Como devemos chamar o aluno egresso de saúde coletiva? E como devemos entender os pós graduados em saúde coletiva? E o sanitarista? Qual a característica da atenção, onde há profissionais com conhecimentos específicos e com afinação de saúde coletiva trabalhando concomitantemente com profissionais egressos de bacharelado em saúde coletiva?
Essas questões causam turbulentas discussões entremeadas nos conhecimentos de práxis sanitaristas; aí que podemos notificar a questão chave: há o medo da abertura de campo de trabalho para que outros profissionais disputem com egressos!
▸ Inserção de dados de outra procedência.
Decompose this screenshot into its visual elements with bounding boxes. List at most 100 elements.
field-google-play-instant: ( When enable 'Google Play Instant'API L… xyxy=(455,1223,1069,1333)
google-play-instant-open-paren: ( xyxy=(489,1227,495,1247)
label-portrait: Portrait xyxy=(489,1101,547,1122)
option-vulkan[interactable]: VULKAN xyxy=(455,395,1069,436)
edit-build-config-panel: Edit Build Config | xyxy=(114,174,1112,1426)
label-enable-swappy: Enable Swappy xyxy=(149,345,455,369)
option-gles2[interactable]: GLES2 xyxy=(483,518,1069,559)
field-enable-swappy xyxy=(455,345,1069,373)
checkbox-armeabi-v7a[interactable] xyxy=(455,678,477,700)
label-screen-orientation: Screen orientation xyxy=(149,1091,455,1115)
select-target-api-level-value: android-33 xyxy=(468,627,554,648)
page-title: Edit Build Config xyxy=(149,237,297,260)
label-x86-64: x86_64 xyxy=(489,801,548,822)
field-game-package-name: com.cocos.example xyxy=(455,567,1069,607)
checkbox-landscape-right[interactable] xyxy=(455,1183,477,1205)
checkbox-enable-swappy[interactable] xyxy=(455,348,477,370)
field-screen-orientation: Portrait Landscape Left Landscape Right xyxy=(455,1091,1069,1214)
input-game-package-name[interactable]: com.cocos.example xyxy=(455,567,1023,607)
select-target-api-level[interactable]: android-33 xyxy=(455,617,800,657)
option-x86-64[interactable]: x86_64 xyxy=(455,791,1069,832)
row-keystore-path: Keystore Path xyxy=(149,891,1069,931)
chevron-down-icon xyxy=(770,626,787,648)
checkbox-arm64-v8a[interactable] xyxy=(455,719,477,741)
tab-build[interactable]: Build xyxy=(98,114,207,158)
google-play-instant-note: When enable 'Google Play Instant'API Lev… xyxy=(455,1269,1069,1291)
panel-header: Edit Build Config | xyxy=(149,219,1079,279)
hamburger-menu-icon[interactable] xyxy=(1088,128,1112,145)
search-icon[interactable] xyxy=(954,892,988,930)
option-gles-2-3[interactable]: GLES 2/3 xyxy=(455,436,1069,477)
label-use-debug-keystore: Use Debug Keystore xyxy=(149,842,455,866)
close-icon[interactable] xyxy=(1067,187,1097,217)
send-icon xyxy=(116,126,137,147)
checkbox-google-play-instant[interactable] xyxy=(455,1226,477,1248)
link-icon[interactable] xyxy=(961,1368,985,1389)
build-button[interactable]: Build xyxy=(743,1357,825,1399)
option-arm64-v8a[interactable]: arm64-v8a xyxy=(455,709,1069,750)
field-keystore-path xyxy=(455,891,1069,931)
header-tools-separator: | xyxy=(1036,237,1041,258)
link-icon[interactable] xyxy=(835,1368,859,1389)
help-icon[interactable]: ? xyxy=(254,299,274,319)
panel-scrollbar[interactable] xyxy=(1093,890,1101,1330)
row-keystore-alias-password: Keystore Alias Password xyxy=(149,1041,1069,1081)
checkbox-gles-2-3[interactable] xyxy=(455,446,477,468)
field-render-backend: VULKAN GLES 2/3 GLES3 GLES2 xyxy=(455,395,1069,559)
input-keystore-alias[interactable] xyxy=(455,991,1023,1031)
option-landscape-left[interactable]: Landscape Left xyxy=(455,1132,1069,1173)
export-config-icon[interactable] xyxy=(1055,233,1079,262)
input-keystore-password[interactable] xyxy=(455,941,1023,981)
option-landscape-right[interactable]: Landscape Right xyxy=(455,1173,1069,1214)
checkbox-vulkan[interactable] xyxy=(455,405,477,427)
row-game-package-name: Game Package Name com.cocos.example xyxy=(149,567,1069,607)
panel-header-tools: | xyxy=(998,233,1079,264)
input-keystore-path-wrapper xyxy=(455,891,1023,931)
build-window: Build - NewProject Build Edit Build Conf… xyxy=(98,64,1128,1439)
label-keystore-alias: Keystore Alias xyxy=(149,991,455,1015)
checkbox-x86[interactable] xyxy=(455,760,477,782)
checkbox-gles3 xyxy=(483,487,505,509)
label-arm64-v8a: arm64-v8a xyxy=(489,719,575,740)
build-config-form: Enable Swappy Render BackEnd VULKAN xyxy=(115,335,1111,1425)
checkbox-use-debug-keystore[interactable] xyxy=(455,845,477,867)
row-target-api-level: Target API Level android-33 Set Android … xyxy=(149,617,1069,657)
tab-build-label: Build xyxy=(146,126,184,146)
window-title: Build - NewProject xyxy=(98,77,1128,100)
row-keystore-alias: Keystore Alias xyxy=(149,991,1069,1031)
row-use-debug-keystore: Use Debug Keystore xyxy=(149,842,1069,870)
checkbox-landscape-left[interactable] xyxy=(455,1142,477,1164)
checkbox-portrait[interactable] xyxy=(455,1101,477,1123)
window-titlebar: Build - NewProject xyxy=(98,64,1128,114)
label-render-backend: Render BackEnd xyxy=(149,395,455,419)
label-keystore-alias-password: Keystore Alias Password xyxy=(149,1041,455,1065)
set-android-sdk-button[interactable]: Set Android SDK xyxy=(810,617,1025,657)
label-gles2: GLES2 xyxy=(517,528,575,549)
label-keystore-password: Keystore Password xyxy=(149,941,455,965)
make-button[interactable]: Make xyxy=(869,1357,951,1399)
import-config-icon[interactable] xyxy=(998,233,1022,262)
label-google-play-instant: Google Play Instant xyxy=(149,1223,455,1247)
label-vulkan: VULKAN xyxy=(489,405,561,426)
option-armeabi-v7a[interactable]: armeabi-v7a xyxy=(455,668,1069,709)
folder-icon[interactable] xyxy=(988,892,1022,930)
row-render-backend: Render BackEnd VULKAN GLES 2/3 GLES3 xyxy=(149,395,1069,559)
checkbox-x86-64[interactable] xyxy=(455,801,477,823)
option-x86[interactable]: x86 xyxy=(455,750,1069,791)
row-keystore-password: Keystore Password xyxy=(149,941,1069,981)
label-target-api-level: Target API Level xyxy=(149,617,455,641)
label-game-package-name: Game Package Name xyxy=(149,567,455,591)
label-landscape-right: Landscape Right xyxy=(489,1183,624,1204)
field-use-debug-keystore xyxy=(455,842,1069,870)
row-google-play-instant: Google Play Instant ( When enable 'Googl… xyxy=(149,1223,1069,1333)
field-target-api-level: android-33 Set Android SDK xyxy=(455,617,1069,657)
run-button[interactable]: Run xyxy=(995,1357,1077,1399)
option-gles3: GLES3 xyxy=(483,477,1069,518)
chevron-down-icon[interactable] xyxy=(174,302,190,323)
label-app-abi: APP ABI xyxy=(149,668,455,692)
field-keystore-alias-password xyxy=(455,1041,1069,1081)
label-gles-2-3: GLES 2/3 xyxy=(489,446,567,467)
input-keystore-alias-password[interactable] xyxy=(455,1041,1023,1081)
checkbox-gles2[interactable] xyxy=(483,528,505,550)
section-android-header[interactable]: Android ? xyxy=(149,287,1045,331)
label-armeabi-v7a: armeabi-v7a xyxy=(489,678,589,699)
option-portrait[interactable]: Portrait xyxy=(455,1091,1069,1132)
A mudança do termo sanitarista para o termo Bacharel em saúde coletiva diminui a concorrência, e jaz um fortalecimento nas profissões da saúde, nas quais, há um grande contigente de enfermeiros, médicos e fisioterapeutas, por exemplo, que ocupam funções de "sanitaristas de formação", enfraquecendo os postos da assistência.
Na sala de aula, muitos dos futuros "sanitaristas", estremecem com medo de não poderem serem inseridos no "mercado de trabalho"... saúde não se mercantiliza! (Negociação injusta, uso de poder científico, etc.) e satisfaço os conhecimentos de Políticas, Gestão/planejamento, movimentos sociais e etc, quando articulo com agentes diferentes do sistemas de saúde e recebo respostas positivas sobre os conhecimentos aplicados, em redes de debate, arenas de discussão, perguntas e eventos, etc....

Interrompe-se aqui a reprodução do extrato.